Pertamina: Pengujian RON BBM Harus Pakai Standar Resmi, Bukan Alat Portabel
JAKARTA, NusaBali.com – PT Pertamina Patra Niaga menegaskan bahwa metode pengujian kadar oktan bahan bakar minyak (BBM) dengan menggunakan alat portabel tidak bisa dijadikan dasar resmi untuk menentukan Research Octane Number (RON). Pasalnya, pengujian RON memiliki standar internasional yang hanya bisa dilakukan dengan mesin Cooperative Fuel Research (CFR).
Corporate Secretary Pertamina Patra Niaga, Roberth MV Dumatubun dalam keterangan resmi Selasa (7/10/2025), menyebutkan pihaknya menemukan sejumlah praktik penyebaran informasi menyesatkan di media sosial terkait kualitas BBM, termasuk pengujian RON dengan alat portabel. Informasi tersebut dinilai berpotensi menimbulkan keresahan masyarakat.
“Alat portabel seperti Oktis-2 hanya mengukur sifat dielektrik (penghantaran listrik) dari bahan bakar, bukan RON. Jadi tidak ada hubungan antara sifat dielektrik dengan angka oktan BBM,” tegas Roberth.
Pertamina menjelaskan, standar resmi uji RON adalah metode ASTM D2699 dengan mesin CFR. Mesin ini disertifikasi secara global untuk mengukur ketahanan bahan bakar terhadap detonasi atau knocking melalui pembakaran nyata dengan parameter suhu, tekanan, dan rasio kompresi yang dikontrol ketat.

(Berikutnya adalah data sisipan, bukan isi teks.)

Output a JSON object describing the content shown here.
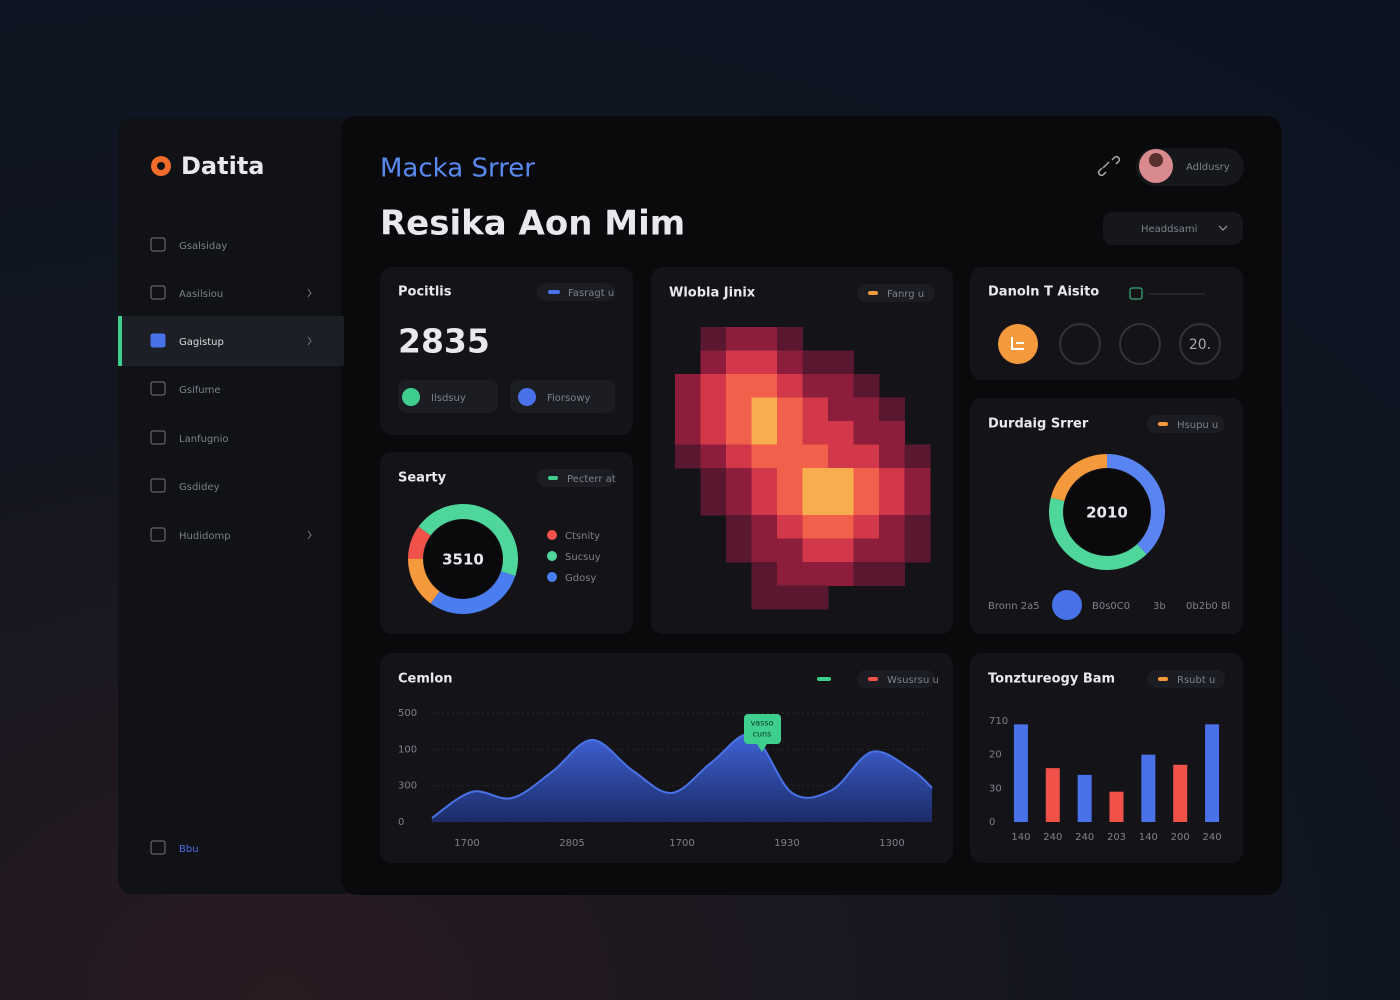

Hasil uji RON dengan alat portabel, lanjut Roberth, kerap tidak konsisten karena menunjukkan angka lebih tinggi maupun lebih rendah dari standar sebenarnya. Bahkan, di dalam alat tersebut terdapat pilihan sistem pengukuran berbeda, yakni standar Eropa (RON) dan Amerika Serikat (AKI/Anti Knocking Index).
“Di Eropa dikenal RON 98, sedangkan di Amerika hanya mengenal AKI 91–92 yang setara dengan RON 98. Jadi, hasil pengukuran alat portabel rawan disalahpahami,” ujarnya.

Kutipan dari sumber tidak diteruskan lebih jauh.